Djimet Sou Bogmal : l’éducation au cœur de l’indépendance

Djimet Sou Bogmal: Un Pilier de l’Éducation et Gardien de la Mémoire de l’Indépendance au Tchad

À l’occasion de la fête de l’indépendance du Tchad, célébrée le 11 août, nous mettons en lumière la vie inspirante de Djimet Sou Bogmal, un enseignant à la retraite dont l’engagement pour l’éducation a marqué la province du Moyen-Chari.

Né en 1947 dans le village de Mandimba, près de Sarh, Djimet Sou Bogmal a grandi dans un contexte de changements significatifs. En tant que témoin des premières années de l’indépendance tchadienne, il conserve aujourd’hui des souvenirs vifs de cette époque. À 79 ans, il évoque les premiers défilés marquant le 11 août 1960, date de l’indépendance du Tchad.

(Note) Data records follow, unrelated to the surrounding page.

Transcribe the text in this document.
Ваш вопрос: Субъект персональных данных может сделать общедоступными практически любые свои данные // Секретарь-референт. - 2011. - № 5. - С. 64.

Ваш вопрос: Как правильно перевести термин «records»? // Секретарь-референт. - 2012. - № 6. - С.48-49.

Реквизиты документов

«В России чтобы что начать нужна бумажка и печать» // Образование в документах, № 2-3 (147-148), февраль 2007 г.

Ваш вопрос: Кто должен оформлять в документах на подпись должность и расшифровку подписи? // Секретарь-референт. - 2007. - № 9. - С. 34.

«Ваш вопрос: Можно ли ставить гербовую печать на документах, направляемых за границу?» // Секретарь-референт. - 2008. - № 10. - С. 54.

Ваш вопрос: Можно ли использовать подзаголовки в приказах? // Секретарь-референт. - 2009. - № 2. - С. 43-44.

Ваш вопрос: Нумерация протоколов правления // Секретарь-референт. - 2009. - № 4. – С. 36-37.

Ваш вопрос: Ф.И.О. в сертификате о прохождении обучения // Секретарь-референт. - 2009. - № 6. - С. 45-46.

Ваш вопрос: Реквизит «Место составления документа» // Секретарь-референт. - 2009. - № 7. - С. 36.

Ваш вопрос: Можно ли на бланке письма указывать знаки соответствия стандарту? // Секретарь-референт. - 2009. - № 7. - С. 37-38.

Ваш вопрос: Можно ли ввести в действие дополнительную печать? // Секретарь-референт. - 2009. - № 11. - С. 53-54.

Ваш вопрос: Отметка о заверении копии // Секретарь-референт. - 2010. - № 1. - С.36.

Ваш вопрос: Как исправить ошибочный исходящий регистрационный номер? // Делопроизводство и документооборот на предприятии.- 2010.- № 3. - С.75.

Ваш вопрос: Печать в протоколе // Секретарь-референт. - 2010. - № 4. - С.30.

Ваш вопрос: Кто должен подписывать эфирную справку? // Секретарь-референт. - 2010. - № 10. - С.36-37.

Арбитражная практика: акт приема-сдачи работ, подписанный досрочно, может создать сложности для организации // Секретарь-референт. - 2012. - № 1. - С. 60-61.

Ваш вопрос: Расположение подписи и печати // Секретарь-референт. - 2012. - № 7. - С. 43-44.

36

« Dans les rues de Sarh, nous définitions au son des chants traditionnels, des tam-tams et des danses », se remémore-t-il. C’était une époque où la joie de l’indépendance imprégnait toutes les couches de la société. Djimet se rappelle également des discours inspirants du premier président du Tchad, François Tombalbaye, et de l’atmosphère festive qui entourait ces commémorations.

Engagé dans le domaine de l’éducation, Djimet a débuté sa carrière en tant que moniteur en 1963, à seulement 17 ans. Grâce à des concours et des formations, il a gravi les échelons pour devenir instituteur, contribuant ainsi à l’éducation de nombreuses générations d’enfants en leur enseignant les bases de la lecture, de l’écriture et du calcul.

Pour Djimet Sou Bogmal, l’indépendance dépasse le simple cadre historique. C’est un symbole de responsabilité professionnelle et de dévouement envers l’éducation, aspects qu’il estime parfois oubliés de nos jours. « À l’époque, l’enseignement était pris très au sérieux. Le président, François Tombalbaye, lui-même enseignant de formation, voyait dans les éducateurs les piliers du développement du pays », explique-t-il.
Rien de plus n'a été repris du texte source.